Sin embargo él no pudo parar

de planear. Aquella noche él rompió con,

“¡Cuando Gus muera yo

lo cremaré y esparciré sus cenizas

sobre tu tumba!” Ella rió

y sus grandes ojos se aceleraron mientras asentía:

“Será bueno

para las margaritas.” Se recostó pálida de nuevo

sobre las almohadas floridas:

“Perkins, ¿cómo se te ocurren estas cosas?”

Hablaron sobre sus

aventuras – manejando a través de Inglaterra

cuando se casaron,

y excursiones a China e India.

También recordaron

días ordinarios – veranos en el lago, trabajando

juntos en poemas,

paseando al perro, leyendo a Chekhov

en voz alta. Cuando él elogiaba

miles de asignaciones vespertinas

que los llevaban hacia

la dicha y el reposo en esta cama pintada,

Jane rompió en lágrimas

y gritó, “No cogeremos más. ¡No cogeremos más!”

Incontinente por tres noches

antes de que muriera, Jane necesitaba que la llevaran

al cómodo.

Él la limpiaba y le ayudaba a volver a la cama.

A las cinco alimentó al perro

y regresó para encontrarla al otro lado del cuarto,

bien sentada en una silla.

Si no podía levantarse, ¿cómo pudo caminar?

Él temió que ella se cayera

y llamó a una ambulancia para llevarla al hospital,

pero cuando le dijo a Jane,

ella hizo una mueca y comenzaron las lágrimas.

“¿Tenemos que  hacerlo?” Él canceló el servicio.

Jane dijo, “Perkins, quédate conmigo cuando muera.”

“Morir es simple”, dijo ella.

“Lo que es peor es…la separación.”

Cuando ella dejó de hablar,

se quedaron juntos, tocándose,

y ella fijó en él

sus hermosos, enormes y redondos ojos cafés,

brillando, sin parpadear,

y fervientes con amor y miedo.

Uno por uno fueron llegando,

lo más antiguos y entrañables, para decir adiós

a su querida amiga del alma.

Al principio ella decía sus nombres, lloraba y los tocaba;

después sonreía, después

elevaba una comisura de su boca.
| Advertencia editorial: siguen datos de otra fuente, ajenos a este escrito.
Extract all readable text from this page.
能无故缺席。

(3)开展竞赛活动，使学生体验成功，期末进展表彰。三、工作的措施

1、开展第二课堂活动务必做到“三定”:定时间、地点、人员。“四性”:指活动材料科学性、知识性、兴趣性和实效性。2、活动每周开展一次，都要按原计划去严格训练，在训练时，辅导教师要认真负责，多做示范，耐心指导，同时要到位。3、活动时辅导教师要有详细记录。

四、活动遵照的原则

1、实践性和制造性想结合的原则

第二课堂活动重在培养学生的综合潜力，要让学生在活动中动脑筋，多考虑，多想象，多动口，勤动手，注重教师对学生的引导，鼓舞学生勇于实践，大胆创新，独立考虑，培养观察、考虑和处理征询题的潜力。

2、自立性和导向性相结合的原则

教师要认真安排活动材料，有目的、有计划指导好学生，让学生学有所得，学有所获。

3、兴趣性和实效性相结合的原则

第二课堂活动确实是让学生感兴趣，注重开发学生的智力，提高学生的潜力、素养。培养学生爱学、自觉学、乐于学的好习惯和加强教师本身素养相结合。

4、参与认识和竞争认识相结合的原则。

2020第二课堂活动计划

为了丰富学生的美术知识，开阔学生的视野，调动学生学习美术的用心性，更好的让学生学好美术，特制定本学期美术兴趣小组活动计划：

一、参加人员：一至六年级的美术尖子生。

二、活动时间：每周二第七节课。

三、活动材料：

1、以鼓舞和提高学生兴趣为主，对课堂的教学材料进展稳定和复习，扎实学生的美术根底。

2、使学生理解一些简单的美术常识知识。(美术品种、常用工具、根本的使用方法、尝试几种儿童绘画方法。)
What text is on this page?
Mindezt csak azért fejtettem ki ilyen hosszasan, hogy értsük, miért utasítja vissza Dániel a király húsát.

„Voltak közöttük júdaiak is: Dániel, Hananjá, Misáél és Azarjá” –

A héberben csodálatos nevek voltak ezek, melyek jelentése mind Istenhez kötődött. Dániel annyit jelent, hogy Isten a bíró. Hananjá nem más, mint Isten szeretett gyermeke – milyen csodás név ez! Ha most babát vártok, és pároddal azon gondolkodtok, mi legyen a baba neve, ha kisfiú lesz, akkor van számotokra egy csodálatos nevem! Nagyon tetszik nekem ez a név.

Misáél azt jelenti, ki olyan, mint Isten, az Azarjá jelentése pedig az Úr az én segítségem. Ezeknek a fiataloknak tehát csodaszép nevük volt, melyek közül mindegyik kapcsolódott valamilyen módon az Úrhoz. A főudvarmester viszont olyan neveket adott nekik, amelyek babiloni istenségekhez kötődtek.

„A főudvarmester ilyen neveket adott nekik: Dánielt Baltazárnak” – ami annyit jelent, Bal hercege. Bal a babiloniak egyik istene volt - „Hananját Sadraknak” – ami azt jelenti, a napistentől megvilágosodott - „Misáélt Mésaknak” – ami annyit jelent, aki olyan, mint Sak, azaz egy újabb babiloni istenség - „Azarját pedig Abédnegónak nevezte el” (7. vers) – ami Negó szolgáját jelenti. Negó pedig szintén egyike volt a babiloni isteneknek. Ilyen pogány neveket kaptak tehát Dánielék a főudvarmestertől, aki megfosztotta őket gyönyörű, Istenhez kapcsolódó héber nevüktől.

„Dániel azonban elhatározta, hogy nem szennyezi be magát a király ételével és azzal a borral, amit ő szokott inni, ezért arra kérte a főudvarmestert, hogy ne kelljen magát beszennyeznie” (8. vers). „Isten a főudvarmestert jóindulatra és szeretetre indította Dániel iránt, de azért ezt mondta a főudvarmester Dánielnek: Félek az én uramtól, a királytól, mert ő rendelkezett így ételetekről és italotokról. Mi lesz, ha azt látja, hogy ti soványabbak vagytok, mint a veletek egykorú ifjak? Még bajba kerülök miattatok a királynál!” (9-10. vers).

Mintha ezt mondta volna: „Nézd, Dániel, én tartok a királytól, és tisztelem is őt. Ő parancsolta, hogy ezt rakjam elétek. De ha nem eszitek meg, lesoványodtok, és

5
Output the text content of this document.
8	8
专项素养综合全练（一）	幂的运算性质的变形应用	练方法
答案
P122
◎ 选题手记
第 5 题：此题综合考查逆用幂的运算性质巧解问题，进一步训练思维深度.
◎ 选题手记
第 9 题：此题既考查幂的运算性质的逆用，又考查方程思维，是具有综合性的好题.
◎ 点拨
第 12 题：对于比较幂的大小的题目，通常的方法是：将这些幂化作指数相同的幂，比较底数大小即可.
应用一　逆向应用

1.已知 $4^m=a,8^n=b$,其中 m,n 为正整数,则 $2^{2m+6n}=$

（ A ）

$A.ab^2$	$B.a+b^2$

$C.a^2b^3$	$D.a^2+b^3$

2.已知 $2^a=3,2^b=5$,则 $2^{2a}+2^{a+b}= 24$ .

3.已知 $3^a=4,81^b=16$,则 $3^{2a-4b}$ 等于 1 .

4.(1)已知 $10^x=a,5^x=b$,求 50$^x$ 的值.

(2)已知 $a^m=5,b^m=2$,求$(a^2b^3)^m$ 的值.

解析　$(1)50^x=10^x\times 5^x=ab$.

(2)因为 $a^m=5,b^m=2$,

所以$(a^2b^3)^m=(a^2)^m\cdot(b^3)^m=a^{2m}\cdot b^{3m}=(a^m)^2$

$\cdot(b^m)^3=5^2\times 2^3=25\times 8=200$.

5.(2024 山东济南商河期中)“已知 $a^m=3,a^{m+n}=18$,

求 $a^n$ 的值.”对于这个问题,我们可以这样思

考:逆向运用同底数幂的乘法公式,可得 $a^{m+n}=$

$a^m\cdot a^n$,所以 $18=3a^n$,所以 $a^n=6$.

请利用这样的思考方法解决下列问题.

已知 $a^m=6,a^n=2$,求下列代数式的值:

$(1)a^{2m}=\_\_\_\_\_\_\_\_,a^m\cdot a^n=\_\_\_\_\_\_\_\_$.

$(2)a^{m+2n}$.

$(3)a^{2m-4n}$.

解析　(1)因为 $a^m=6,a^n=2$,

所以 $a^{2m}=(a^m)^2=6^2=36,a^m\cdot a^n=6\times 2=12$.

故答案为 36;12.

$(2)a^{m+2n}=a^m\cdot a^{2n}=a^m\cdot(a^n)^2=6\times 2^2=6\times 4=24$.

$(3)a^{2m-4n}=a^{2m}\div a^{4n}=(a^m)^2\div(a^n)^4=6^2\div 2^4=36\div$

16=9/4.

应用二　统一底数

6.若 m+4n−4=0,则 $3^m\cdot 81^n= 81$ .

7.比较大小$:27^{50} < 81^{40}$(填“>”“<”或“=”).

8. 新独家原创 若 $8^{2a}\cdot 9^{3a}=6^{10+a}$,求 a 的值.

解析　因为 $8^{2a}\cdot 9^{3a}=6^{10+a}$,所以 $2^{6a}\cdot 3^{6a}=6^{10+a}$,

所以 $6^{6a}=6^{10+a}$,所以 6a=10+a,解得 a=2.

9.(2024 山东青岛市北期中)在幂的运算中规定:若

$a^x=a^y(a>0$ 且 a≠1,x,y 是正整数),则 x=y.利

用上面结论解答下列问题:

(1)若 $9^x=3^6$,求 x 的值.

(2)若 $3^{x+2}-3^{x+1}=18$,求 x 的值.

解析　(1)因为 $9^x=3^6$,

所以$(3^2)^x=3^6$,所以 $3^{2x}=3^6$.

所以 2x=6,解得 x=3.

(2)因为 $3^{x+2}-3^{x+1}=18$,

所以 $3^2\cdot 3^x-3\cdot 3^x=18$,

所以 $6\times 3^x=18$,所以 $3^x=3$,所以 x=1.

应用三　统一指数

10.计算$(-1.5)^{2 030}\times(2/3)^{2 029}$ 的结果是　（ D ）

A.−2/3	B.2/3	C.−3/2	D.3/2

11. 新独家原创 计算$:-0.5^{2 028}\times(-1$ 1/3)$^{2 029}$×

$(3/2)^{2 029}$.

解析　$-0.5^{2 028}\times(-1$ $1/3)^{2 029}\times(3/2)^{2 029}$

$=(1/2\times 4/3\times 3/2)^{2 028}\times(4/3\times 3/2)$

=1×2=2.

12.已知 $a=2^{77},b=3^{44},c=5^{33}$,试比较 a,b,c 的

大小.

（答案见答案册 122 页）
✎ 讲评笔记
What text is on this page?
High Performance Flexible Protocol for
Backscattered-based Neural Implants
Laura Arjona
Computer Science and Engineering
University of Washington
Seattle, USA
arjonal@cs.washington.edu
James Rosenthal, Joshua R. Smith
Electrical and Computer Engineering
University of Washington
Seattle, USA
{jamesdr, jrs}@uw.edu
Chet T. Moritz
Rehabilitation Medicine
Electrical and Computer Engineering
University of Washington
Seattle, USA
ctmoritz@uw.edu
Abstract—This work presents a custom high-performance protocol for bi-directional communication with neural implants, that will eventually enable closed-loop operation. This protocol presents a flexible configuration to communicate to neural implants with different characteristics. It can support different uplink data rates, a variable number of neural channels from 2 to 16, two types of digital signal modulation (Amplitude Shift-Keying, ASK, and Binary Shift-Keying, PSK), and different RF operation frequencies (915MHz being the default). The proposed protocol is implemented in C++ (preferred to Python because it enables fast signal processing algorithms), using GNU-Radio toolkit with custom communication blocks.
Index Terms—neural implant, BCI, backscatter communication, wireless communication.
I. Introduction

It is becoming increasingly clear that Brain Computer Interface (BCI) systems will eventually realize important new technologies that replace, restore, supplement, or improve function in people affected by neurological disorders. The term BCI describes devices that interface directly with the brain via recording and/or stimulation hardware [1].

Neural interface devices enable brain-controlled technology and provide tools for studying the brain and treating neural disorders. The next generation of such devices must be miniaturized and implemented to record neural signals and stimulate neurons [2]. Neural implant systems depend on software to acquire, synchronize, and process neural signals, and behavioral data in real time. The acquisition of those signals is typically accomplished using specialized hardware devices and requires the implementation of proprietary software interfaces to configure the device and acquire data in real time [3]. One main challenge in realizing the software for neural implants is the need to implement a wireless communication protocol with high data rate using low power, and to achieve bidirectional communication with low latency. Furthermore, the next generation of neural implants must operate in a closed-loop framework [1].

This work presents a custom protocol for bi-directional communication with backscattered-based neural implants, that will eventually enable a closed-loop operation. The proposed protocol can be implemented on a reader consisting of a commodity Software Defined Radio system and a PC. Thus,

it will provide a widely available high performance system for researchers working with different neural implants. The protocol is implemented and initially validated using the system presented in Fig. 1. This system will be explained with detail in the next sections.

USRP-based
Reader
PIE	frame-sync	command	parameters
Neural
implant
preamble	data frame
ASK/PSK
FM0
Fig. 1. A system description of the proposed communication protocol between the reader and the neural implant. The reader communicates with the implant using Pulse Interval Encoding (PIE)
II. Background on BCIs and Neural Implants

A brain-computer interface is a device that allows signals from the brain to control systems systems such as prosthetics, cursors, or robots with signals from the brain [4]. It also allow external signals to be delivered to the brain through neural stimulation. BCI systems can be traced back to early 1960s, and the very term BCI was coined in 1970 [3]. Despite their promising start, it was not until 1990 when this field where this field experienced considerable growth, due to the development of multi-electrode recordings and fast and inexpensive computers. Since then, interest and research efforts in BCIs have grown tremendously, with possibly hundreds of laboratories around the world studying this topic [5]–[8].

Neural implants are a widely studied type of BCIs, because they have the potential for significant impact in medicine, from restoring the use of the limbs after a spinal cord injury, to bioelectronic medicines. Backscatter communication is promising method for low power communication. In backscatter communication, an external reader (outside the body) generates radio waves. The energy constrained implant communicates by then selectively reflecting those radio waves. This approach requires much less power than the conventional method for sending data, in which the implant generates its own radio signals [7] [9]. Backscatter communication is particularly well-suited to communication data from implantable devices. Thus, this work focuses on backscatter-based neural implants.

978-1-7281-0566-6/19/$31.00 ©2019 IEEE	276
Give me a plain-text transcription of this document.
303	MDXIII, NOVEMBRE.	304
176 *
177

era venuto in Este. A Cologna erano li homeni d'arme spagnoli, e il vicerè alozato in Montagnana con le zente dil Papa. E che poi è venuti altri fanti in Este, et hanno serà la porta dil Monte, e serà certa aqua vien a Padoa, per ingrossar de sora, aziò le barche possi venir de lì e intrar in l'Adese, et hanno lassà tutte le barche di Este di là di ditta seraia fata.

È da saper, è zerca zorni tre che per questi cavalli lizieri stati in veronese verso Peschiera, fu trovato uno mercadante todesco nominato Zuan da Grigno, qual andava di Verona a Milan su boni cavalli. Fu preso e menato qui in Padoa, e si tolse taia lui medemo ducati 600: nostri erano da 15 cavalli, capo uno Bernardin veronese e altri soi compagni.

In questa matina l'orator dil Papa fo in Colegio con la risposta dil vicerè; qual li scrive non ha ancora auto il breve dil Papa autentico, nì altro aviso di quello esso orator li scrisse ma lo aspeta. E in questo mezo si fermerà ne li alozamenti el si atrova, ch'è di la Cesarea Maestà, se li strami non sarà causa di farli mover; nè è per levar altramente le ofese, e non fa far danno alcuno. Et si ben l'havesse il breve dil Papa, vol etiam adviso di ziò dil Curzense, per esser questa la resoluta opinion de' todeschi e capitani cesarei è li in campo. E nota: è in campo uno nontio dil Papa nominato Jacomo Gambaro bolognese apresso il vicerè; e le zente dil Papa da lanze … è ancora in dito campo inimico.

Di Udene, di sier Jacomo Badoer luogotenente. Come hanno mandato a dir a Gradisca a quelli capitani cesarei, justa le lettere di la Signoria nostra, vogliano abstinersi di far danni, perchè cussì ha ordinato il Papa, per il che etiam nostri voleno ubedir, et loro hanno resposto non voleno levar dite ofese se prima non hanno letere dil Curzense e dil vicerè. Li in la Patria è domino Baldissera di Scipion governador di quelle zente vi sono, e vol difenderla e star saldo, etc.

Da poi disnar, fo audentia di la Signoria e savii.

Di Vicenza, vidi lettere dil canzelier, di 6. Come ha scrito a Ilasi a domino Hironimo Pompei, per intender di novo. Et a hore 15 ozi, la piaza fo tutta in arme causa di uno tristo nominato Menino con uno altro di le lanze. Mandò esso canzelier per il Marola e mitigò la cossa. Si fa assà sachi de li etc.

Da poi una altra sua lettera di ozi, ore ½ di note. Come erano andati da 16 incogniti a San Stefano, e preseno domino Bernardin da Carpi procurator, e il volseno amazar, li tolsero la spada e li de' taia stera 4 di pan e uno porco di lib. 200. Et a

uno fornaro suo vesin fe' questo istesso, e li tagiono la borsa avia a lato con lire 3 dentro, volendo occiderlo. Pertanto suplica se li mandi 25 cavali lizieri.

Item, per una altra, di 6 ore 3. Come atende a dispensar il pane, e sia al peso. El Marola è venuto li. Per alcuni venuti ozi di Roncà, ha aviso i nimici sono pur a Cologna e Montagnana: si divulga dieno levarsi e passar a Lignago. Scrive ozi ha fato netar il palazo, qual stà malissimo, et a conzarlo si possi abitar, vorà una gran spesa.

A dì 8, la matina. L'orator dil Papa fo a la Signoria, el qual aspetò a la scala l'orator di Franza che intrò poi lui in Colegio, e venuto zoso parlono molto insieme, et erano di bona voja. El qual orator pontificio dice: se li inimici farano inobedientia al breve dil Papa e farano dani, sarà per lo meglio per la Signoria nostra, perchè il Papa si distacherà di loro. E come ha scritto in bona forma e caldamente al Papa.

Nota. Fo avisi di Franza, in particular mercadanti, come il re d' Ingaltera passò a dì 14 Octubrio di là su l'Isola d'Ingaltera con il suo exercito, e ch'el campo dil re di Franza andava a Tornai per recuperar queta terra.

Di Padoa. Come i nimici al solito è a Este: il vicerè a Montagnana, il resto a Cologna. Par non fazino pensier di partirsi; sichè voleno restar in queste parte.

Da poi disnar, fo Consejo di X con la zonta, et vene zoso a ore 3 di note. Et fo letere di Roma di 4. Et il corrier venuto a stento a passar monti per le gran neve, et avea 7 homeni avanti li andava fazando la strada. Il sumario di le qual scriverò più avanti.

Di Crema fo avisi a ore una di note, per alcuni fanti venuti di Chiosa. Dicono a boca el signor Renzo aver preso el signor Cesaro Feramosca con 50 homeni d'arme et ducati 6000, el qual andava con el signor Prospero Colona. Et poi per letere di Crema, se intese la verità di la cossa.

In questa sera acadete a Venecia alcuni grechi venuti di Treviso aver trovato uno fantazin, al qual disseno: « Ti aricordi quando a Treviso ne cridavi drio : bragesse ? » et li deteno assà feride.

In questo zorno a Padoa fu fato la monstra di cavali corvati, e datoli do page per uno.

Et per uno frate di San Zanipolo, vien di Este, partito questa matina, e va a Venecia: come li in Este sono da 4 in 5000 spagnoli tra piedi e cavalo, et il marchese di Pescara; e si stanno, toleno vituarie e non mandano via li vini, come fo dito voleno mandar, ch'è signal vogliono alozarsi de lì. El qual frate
El último día

ella contempló despedidas silenciosas

con sus manos entrelazadas y sus ojos enteramente abiertos.

Dejando su lugar junto a ella,

ella con ojos atónitos, él le dijo,

“Pondré estas cartas

en la caja.” Ella no había hablado

por tres horas, y entonces Jane dijo

sus últimas palabras: “O.K.”

A las ocho aquella noche,

sus ojos se abrieron, tal como permanecieron

hasta que murió, la respiración por reflejo

comenzó, él se inclinó para besar

de nuevo sus pálidos y fríos labios, y sentirlos

una última vez juntarse

e hincharse y chasquear para besarlo de vuelta.

En las últimas horas, ella sostuvo

sus antebrazos alto con pálidos dedos apretados

al nivel de las mejillas, como

la estatua de la diosa sobre el lavabo del baño.

Algunas veces su puño derecho latigueaba

con espasmos hacia su rostro. Por doce horas

hasta que ella murió, él siguió

rascando la larga y huesuda nariz de Jane Kenyon.

Un agudo, casi dulce

aroma comenzó a elevarse desde su boca abierta.

Él observó su pecho aquietarse.

Con su pulgar cerró esos cafés y redondos ojos.

 

 

 

De Inventios of Farewell. Ed. Sandra Gilbert, WW Norton & Co. New York.

 

 

 

 

[1] Poemario de Jane Kenyon publicado en 1996 por Graywolf Press.

[2] Vestido tradicional de una pieza originario de Asia Sur-Centro.